Fecha: 30 de Noviembre de 2006

Tribunal: TSJ Cataluña

Ponente: PEREZ BORRAT, MARIA LUISA

Nº de sentencia: 910/2006

Núm. Cendoj: 08019330042006100877

Núm. Ecli: ES:TSJCAT:2006:12305


Encabezamiento

TRIBUNAL SUPERIOR DE JUSTICIA DE CATALUÑA

SALA DE LO CONTENCIOSO ADMINISTRATIVO

SECCIÓN CUARTA

Recurso nº 945/2003

Parte actora: Trinidad

Parte demandada: AJUNTAMENT DE PREMIA DE MAR

SENTENCIA nº 910/2006

Ilmos. Sres.:

PRESIDENTE

DÑA. MARÍA LUISA PÉREZ BORRAT

MAGISTRADOS

D. FRANCISCO JOSEÉ SOSPEDRA NAVAS

DÑA. MARÍA ABELLEIRA RODRÍGUEZ

En Barcelona, a treinta de noviembre de dos mil seis.

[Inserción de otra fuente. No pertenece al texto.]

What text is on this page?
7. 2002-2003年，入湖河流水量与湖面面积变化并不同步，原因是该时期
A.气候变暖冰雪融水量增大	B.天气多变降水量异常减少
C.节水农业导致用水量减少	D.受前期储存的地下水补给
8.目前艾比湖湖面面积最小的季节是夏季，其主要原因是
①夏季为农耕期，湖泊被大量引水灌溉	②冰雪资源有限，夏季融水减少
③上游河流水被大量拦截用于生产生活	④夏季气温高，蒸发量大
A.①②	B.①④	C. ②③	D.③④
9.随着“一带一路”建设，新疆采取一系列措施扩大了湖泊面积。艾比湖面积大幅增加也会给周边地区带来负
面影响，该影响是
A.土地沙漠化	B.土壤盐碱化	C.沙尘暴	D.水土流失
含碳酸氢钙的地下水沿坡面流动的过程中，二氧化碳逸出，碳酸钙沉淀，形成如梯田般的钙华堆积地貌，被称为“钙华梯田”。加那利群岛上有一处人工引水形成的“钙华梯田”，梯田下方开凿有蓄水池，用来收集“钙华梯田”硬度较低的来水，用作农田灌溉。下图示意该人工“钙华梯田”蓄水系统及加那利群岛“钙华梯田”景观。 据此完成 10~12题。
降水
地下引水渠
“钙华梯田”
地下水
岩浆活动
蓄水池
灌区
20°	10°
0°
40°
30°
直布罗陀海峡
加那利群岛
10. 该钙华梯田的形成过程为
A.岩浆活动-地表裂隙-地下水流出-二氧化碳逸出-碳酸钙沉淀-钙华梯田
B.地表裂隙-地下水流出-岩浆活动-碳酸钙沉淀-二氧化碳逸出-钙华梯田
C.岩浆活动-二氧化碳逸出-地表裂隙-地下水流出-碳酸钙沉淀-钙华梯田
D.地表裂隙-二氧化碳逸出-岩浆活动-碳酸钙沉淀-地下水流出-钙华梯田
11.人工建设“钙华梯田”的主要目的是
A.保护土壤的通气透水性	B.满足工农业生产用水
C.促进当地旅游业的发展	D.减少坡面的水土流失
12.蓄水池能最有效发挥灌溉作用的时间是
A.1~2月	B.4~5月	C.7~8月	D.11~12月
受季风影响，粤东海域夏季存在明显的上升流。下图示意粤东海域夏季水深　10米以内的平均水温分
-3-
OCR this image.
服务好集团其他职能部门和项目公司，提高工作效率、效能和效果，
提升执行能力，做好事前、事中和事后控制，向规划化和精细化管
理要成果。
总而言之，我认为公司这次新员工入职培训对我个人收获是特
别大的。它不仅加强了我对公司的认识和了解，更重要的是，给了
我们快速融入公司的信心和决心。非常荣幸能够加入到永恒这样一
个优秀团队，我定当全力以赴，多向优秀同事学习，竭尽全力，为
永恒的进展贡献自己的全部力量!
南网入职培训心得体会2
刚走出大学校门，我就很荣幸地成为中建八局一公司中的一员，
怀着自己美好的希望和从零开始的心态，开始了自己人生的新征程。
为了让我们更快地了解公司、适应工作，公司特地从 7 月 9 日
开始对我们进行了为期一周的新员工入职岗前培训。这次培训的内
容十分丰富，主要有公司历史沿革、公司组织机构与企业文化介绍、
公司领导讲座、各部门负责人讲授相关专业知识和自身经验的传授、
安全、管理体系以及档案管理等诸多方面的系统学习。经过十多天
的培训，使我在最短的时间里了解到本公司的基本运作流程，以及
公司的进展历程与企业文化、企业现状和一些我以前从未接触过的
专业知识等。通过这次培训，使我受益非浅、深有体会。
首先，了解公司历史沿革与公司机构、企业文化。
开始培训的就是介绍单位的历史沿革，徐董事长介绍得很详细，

VISTO POR LA SALA DE LO CONTENCIOSO ADMINISTRATIVO DEL TRIBUNAL SUPERIOR DE JUSTICIA DE CATALUÑA (SECCION CUARTA), constituida como figura al margen, ha pronunciado EN NOMBRE DE S.M. EL REY la siguiente sentencia para la resolución del presente recurso contencioso administrativo, interpuesto por DÑA. Trinidad , representado por el Procurador de los Tribunales D./ª. Olanda López Graña, y asistido de Letrado, contra la Administración demandada AJUNTAMENT DE PREMIA DE MAR, reprentada por el Procurador D. Jjordi-Enric ribas Ferre y asistida de Letrado.

Ha sido Ponente el Ilmo. Sr. Magistrado D/Dª. MARÍA LUISA PÉREZ BORRAT, quien expresa el parecer de la Sala.

Antecedentes

Primero.- Por la parte actora, a través de su representación en autos, se interpuso en tiempo y forma legal, recurso contencioso administrativo contra la resolución objeto de recurso dictada por la Administración demandada.

Segundo.- Acordada la incoación de los presentes autos, se les dio el cauce procesal previsto por la Ley de esta Jurisdicción, habiendo despachado las partes, llegado su momento y por su orden, los trámites conferidos de demanda y contestación, en cuyos escritos respectivos en virtud de los hechos y fundamentos de derecho que constan en ellos, suplicaron respectivamente la anulación de los actos objeto del recurso y la desestimación de éste, en los términos que aparecen en los mismos.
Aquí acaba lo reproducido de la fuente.